The Mary-His-mother figure waited at one end of the street,
wearing her black veil because she was sad her son was dead. Maya, previously
mentioned, and her husband Tobias saw Easter Friday in Enna and said the
ceremony was very very sad. Though they aren’t religious, she said they both
cried a little.
When I say “the street” I meant the widest street in Prizzi, the
main street with the square on it that I’d accidentally driven down. It’s
shaped like a wide letter U, so there’s a hill going up both ways from the tiny
square.
(In Edinburgh, they also hold the main cultural events in a tiny
square, and put a TV screen up for people to see better. I wonder why Edinburgh
doesn’t smarten up and move it to a bigger square, with bleachers or something,
or even use the many hills it has! But Prizzi only has the one square, and,
honestly, given the length of the dancing and the terraced nature of the
square, everyone could see mostly.)
And Jesus, with a spear wound in his side and a tin plate to
show his halo nailed to the top of his head, waited at the other side of the U.
By the way: Even though I only saw one blonde-haired person (the band master,
who definitely seemed like an import) besides me in this whole town, Jesus was
blonde-haired and blue-eyed. Also interesting: he had two pointy-hatted
sword-carrying lavishly dressed guards, and he was preceded by a Medici-looking
man holding up a silver cross, which I took to symbolize: remember,
parishioners, you only access God through the church! We’re in charge of this
guy Jesus, got it?
I really wanted to see the Jesus-Mary part, but the dancing of
the devils took ages. I wonder how long. Maybe two hours? I wandered about,
went to the other museum (conveniently connected to the square, and built
across a streeet, actually, but both doors were open so it was kind of a
breezeway of a museum that way). Checked on the cats a few times. Sat down and
stared at the Medici guy for a while. Watched the other people in the street. Etc.
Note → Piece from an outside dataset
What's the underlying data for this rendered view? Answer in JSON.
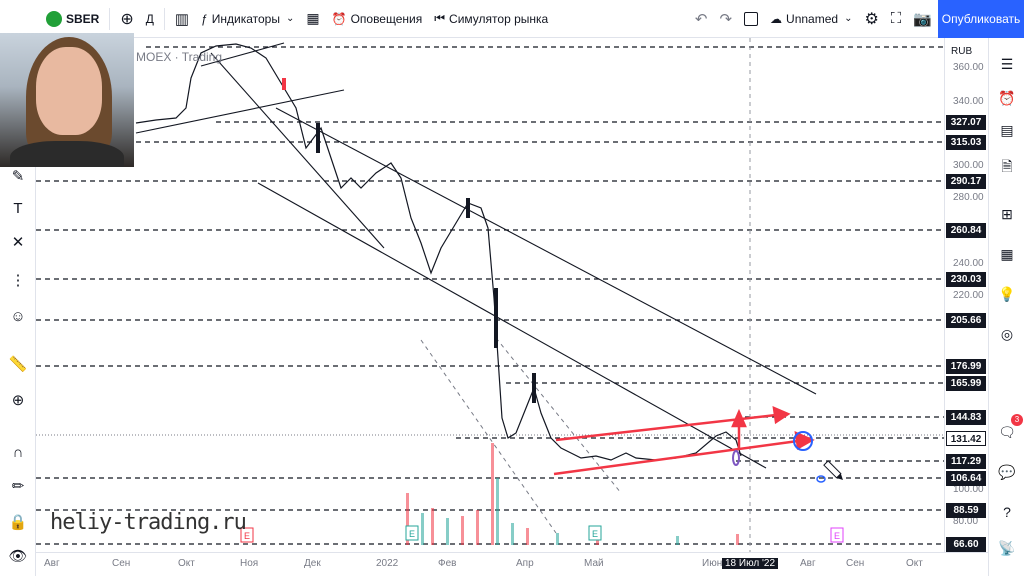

Finally they got to the main event, where
the devils would be vanquished by Christ coming back. The devils went and
writhed on the stairs of a 16th century church for a while, which I
think was supposed to be them dying.
Then about ten guys each picked up the statues of Jesus on rails
and Mary on rails, and they did this kind of approach-back up-approach – back
up – approach dance, and Mary’s veil was pulled off.
And I’m not making this up. It had been cloudy and chilly all
day, but when Jesus approached that 16th century church, the sun
came out and shone right on him. I cried.
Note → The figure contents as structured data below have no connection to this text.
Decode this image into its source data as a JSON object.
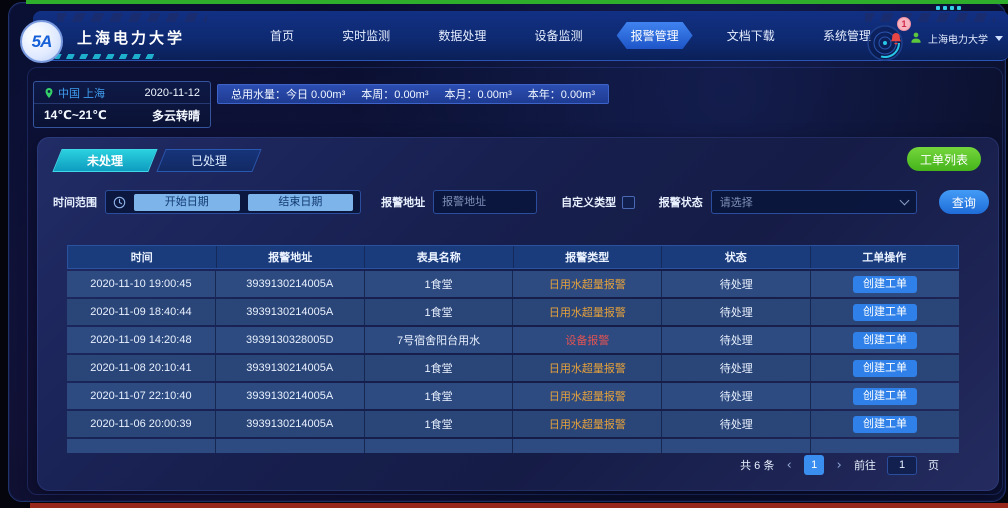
{
  "header": {
    "logo_text": "5A",
    "title": "上海电力大学",
    "nav": [
      {
        "label": "首页",
        "active": false
      },
      {
        "label": "实时监测",
        "active": false
      },
      {
        "label": "数据处理",
        "active": false
      },
      {
        "label": "设备监测",
        "active": false
      },
      {
        "label": "报警管理",
        "active": true
      },
      {
        "label": "文档下载",
        "active": false
      },
      {
        "label": "系统管理",
        "active": false
      }
    ],
    "notification_count": "1",
    "user_name": "上海电力大学"
  },
  "weather": {
    "location": "中国 上海",
    "date": "2020-11-12",
    "temperature": "14℃~21℃",
    "condition": "多云转晴"
  },
  "stats_bar": {
    "segments": [
      "总用水量：今日 0.00m³",
      "本周：0.00m³",
      "本月：0.00m³",
      "本年：0.00m³"
    ]
  },
  "tabs": [
    {
      "label": "未处理",
      "active": true
    },
    {
      "label": "已处理",
      "active": false
    }
  ],
  "worklist_button": "工单列表",
  "filters": {
    "time_range_label": "时间范围",
    "start_date_placeholder": "开始日期",
    "end_date_placeholder": "结束日期",
    "address_label": "报警地址",
    "address_placeholder": "报警地址",
    "custom_type_label": "自定义类型",
    "status_label": "报警状态",
    "status_placeholder": "请选择",
    "search_button": "查询"
  },
  "table": {
    "columns": [
      "时间",
      "报警地址",
      "表具名称",
      "报警类型",
      "状态",
      "工单操作"
    ],
    "action_label": "创建工单",
    "rows": [
      {
        "time": "2020-11-10 19:00:45",
        "address": "3939130214005A",
        "meter": "1食堂",
        "type": "日用水超量报警",
        "type_color": "orange",
        "status": "待处理"
      },
      {
        "time": "2020-11-09 18:40:44",
        "address": "3939130214005A",
        "meter": "1食堂",
        "type": "日用水超量报警",
        "type_color": "orange",
        "status": "待处理"
      },
      {
        "time": "2020-11-09 14:20:48",
        "address": "3939130328005D",
        "meter": "7号宿舍阳台用水",
        "type": "设备报警",
        "type_color": "red",
        "status": "待处理"
      },
      {
        "time": "2020-11-08 20:10:41",
        "address": "3939130214005A",
        "meter": "1食堂",
        "type": "日用水超量报警",
        "type_color": "orange",
        "status": "待处理"
      },
      {
        "time": "2020-11-07 22:10:40",
        "address": "3939130214005A",
        "meter": "1食堂",
        "type": "日用水超量报警",
        "type_color": "orange",
        "status": "待处理"
      },
      {
        "time": "2020-11-06 20:00:39",
        "address": "3939130214005A",
        "meter": "1食堂",
        "type": "日用水超量报警",
        "type_color": "orange",
        "status": "待处理"
      }
    ]
  },
  "pagination": {
    "total_text": "共 6 条",
    "prev_arrow": "‹",
    "current_page": "1",
    "next_arrow": "›",
    "goto_label": "前往",
    "goto_value": "1",
    "page_suffix": "页"
  },
  "colors": {
    "alarm_orange": "#e6a23c",
    "alarm_red": "#e25353",
    "button_green": "#52c41a",
    "button_blue": "#2f80e8",
    "tab_teal": "#18b8d0",
    "header_blue": "#0e2a72"
  }
}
And to me, this thing, where you see how happy the Jesus’-mother
statue was at her son being alive, symbolized the idea of Jesus being alive
coming out of the tomb better than any amount of “and then there was
everlasting life” has ever meant to me in church in Canada. We always speak it
and it seems like an abstract concept. But here in Italy they act it out, and
even if you were just there to watch the kids dance around like devils and see
how the other fashionistas in the street were dressed, you’d get it too.
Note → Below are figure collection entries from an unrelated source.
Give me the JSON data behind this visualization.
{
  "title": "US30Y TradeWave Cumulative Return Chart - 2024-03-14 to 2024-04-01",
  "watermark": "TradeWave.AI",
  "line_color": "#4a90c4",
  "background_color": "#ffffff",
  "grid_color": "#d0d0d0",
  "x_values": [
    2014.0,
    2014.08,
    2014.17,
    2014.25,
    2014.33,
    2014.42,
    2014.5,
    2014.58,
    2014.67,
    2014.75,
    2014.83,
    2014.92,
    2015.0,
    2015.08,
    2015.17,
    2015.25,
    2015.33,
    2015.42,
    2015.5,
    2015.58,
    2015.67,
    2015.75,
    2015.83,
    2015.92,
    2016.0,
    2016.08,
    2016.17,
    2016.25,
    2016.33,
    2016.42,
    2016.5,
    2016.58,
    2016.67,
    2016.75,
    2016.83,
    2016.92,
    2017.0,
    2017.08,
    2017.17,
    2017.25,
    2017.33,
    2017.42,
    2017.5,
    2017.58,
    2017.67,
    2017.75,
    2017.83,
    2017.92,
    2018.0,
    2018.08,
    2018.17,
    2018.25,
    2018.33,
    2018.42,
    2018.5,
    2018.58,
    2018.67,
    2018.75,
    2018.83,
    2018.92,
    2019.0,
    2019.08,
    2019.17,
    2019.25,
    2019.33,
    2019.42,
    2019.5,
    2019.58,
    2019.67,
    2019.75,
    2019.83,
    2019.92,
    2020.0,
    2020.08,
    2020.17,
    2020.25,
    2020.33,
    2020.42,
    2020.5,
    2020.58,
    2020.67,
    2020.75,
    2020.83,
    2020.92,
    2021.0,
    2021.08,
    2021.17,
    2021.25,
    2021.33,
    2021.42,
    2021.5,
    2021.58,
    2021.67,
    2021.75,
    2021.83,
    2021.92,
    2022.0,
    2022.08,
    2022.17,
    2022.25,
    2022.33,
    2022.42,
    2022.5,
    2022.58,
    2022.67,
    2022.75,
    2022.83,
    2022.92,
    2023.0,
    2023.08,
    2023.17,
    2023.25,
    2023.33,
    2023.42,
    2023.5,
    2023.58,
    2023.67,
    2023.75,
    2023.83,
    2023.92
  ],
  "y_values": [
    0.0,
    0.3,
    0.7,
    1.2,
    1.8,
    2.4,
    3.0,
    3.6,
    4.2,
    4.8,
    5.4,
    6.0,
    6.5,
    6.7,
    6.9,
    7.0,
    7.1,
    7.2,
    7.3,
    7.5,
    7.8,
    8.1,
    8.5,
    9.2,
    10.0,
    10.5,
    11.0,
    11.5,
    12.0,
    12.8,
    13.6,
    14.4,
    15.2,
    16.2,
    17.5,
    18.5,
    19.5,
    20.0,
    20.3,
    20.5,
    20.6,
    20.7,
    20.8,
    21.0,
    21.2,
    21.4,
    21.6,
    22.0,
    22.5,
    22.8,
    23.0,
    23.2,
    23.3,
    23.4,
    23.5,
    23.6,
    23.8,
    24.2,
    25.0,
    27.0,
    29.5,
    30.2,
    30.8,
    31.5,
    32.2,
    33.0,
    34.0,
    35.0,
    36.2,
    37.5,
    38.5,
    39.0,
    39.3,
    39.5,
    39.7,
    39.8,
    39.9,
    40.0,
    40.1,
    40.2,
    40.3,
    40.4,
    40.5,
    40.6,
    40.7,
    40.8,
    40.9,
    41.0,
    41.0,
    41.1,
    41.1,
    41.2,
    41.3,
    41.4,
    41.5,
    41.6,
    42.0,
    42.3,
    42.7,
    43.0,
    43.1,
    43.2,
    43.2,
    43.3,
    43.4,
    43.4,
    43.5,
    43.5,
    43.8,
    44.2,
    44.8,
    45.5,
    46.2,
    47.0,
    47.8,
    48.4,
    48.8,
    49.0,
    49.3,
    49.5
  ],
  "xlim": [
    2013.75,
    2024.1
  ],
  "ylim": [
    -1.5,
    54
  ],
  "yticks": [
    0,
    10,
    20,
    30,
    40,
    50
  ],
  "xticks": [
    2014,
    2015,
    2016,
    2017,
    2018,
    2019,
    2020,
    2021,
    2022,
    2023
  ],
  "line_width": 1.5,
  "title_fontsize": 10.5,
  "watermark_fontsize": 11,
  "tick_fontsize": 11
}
I’ll have to come back some time to see the Easter Friday in
Enna, and see if that makes me cry like it made my friend Maya cry.
And I’m an
early partier so though it seemed the streets were heating up and they were
repeating the Jesus-Mary dance in the newer part of town, the cats and I headed
back to the glorious free in-mountains campsite of excellent roaming possibilities.
They’d earned a good roam about and the campsite, actually a scout camp all set
up with Fred Flinstone tables in stone and camping fire places set up the tent with plans of a nice lie-in
the next day (that didn't happen, but that's okay, it was a glorious night).
Morning tea: Ricola (of hard candy fame) makes soluble tisanes (herbal teas)! How lovely.